Non avevamo, è vero, ancora, nè Venezia, nè Roma; ma che! Roma, il genio audace del conte di Cavour già ce l'aveva promessa; in quanto a Venezia, il buon Lamarmora si riprometteva di dir due paroline all'orecchio di Francesco Giuseppe: se poi fosse mancata la risposta, ci tenevamo noi in pronto per un altro linguaggio. Ma questo sopratutto era il prodigio de' prodigi: che, eccetto l'Austria e il Papa, noi eravamo nelle grazie di tutto il mondo; ci consideravan tutti, e noi primi, nient'altro che i futuri pacieri d'Europa.

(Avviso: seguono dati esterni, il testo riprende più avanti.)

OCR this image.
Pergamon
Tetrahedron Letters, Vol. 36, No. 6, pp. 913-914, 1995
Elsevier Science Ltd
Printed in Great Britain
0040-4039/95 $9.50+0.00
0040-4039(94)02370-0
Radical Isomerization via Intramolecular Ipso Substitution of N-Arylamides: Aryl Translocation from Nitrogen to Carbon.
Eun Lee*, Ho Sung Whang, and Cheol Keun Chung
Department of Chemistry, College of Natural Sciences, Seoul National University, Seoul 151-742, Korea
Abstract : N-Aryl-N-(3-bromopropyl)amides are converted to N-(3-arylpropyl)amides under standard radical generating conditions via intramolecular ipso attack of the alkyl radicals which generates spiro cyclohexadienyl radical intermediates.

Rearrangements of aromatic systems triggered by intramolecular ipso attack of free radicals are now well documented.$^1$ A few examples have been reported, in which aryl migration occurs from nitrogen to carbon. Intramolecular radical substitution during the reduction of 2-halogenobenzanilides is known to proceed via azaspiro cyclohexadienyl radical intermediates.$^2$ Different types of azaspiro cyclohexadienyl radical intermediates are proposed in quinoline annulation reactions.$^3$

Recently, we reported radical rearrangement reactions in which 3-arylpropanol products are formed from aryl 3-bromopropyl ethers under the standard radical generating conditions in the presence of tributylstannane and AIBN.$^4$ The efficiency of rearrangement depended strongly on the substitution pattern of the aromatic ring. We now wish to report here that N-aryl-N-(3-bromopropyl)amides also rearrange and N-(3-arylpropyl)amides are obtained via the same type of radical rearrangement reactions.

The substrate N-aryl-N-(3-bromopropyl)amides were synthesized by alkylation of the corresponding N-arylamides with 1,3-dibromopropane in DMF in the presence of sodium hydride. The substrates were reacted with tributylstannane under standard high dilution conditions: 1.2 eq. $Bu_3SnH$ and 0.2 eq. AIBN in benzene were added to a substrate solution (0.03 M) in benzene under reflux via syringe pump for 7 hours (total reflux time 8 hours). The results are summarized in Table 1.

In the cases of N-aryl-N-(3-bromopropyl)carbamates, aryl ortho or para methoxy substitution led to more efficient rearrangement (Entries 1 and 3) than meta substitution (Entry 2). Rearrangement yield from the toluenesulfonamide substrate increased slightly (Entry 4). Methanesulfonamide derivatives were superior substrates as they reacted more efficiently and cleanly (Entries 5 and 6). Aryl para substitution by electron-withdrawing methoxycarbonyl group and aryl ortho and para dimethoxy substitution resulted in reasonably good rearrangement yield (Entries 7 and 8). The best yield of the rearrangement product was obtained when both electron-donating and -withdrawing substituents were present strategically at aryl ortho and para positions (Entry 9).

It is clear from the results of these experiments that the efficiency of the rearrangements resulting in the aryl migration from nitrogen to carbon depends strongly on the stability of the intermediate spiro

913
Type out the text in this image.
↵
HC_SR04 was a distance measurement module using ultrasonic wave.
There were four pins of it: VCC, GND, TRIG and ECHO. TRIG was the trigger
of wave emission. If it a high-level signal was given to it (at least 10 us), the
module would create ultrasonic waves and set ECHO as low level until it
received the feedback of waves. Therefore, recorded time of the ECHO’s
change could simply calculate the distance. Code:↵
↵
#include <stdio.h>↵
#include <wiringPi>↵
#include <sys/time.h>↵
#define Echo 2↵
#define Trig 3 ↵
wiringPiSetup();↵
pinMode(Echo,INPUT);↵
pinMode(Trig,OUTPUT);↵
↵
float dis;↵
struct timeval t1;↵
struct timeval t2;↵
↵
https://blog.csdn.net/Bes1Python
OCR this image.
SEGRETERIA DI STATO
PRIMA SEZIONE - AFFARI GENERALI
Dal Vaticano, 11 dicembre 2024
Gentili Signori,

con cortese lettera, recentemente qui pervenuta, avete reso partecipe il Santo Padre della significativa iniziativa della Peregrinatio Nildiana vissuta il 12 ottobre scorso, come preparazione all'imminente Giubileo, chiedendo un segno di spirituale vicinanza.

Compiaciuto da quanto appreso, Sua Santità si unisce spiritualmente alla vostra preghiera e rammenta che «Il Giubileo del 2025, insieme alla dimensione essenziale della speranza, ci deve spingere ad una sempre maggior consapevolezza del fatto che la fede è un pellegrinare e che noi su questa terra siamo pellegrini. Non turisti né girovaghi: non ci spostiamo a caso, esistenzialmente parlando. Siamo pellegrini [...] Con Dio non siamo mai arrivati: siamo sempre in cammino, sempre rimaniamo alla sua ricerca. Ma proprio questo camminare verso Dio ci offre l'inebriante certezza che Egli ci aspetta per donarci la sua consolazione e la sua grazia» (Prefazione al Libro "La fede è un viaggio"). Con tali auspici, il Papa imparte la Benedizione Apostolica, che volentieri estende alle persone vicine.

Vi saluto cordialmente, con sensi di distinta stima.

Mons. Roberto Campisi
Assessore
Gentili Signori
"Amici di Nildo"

Che si dimandava noi alla fine se non di vivere, d'istruirci, di volerci bene, di lavorare? Eravamo poveri, ma ci stimavamo ricchi a cagione di questa nostra madre terra benedetta, gran dispensiera di biade, alma parens frugum, come a scuola avevamo imparato a crederlo, leggendo i poeti; e chi ci avesse chiesto allora quale sarebbe stato il nostro dimane, noi gli si sarebbe risposto a un dipresso come il buon padre Enea a re Latino:
Questi popoli invitti aggian tra loroGoverno e leggi eguali e pace eterna:
pace, ben inteso, dopo tornate Venezia e Roma a noi; ma il ritorno era articolo di fede. Dopo questo, che ci avrebbe potuto tenere in sull'armi? Come non saremmo stati un modello di popolo, quieto, sensato, operoso, speranzoso anche - perchè alla speranza non si rinuncia mai - di arrotondarci pacificamente un dì o l'altro cogli ultimi lembi di casa nostra, ma non impaziente, non irruente, e sopratutto non in uggia ad alcuno? Con questa fede nel cuore, era naturale che l'aspetto di nostra casa lo divisassimo secondo scienza e ragione; guardando a quello che meglio fosse per conferire al governo de' nostri interessi, senza un pensiero al mondo per la sicurezza della compagine nazionale.